A leading analyst has described it as “disappointing” that the Chancellor that put a vital net zero technology lower down his list of priorities than repairing potholes.
Rishi Sunak pledged £800million for the development of carbon capture and storage (CCS) clusters in the UK during his Budget on Wednesday.
However that’s less than a third of the £2.5billion he committed to repair potholes over the next five years.
Developing CCS, a process of storing emissions underground, is considered essential to the UK meeting its legislative goals of net zero by 2050, and for Scotland’s earlier target of 2045.
That in mind, Derek Leith, EY’s global oil and gas tax leader, showed dismay at a budget breakfast meeting in Aberdeen yesterday that CCS is apparently lower on the government’s pecking order than potholes.
He said: “I was disappointed that the amount that has been highlighted for that was £800m which is a lot of money if you gave it to me, but if you compare it to the £2.5bn he’s committed to fixing potholes, you do kind of wonder.
“I enjoy having a pothole fixed the same as any other person, but in terms of where we want to move our economy and climate change, it’s a bit odd that you’ve only got a third of that spent on CCS.
“I think the idea on CCS is there will be two projects by 2030, but one project at least will be fully operational in the 2020s.
“Of course we would hope that’s the project that we’re doing in Scotland, so we need to watch this space.”
During the budget, the Chancellor said the cash would help create 6,000 highly-skilled jobs “in areas like Teesside, Humberside, Merseyside or St Fergus in Scotland.”
Acorn is a CCS and hydrogen development scheme at the St Fergus gas terminal in Aberdeenshire, backed by the likes of operators Chrysaor and Shell, hoping to be up and running as soon as 2023.
Professor Stuart Haszeldine, director of the Scottish CCS research group, said yesterday that the scheme could achieve that with £250m- £300million and is the UK’s “most shovel ready CCS project”.
However, others including KPMG have questioned whether the £800m would be enough.
Meanwhile others warned against “another false dawn” for the region after a Shell-SSE CCS scheme at Peterhead Power Station had to be scrapped in 2015 after the UK Government cancelled a £1bn funding competition.

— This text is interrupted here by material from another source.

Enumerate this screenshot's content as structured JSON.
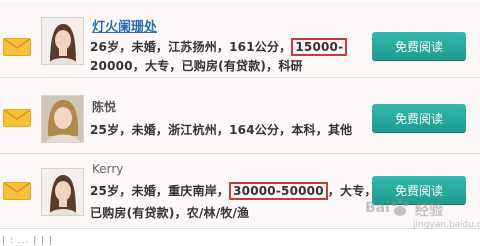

It comes as plans for other sites continue to progress, with Teesside getting backing by a host of major operators under the Oil and Gas Climate Initiative banner to develop the UK’s first commercial CCS project there.
At the budget breakfast at the Marcliffe yesterday, the audience asked the panel whether Acorn would “lose out” to other regions like Teesside, Merseyside and or Humberside.
However, Shane Taylor, research and policy manager at the Aberdeen and Grampian Chamber of Commerce offered a different view.
He said: “My instant thought it is not quite about losing out. A lot of the calls that we get when we’re talking to the ministers or members about this is that there needs to be far more than two of these projects.
“There have been some announcements on the Teesside project recently and some acceleration on that but there will need to be more than two of these projects in the future so I think any of them moving ahead is positive for all of them.
“Obviously it would be good to be first.”
Andy Samuel, OGA Chief Exec, said “We welcome the Chancellor’s announcement of £800m for carbon capture and storage and will continue working to support this technology which is essential for achieving net zero. For more on OGA's net zero work, go here https://t.co/KC9xfjQgKP pic.twitter.com/zJR264vYwF
— North Sea Transition Authority (@NSTAuthority) March 12, 2020
On supporting the industry going forward, the panel discussed the importance of the oil and gas sector deal promised by the Conservative Party during the General Election.
Mr Leith, of EY, said the deal could help create “something very powerful” if it supported Sir Ian Wood’s plans for an Energy Transition Zone (ETZ) in the south of the city.
He added: “For this city and the North-east, the more important thing is the sector plan and whether that sector plan will include support for this Energy Transition Zone that Sir Ian and others have been talking about.
“There could be something very powerful with the new harbour having co-located with the ETZ.
“So my message has been let’s continue with the stability of the current tax regime but at the same time, can we see some real investment in this part of Scotland?
“Ensuring that we can use all the expertise we have in oilfield services and the supply chain towards being more of an energy city.”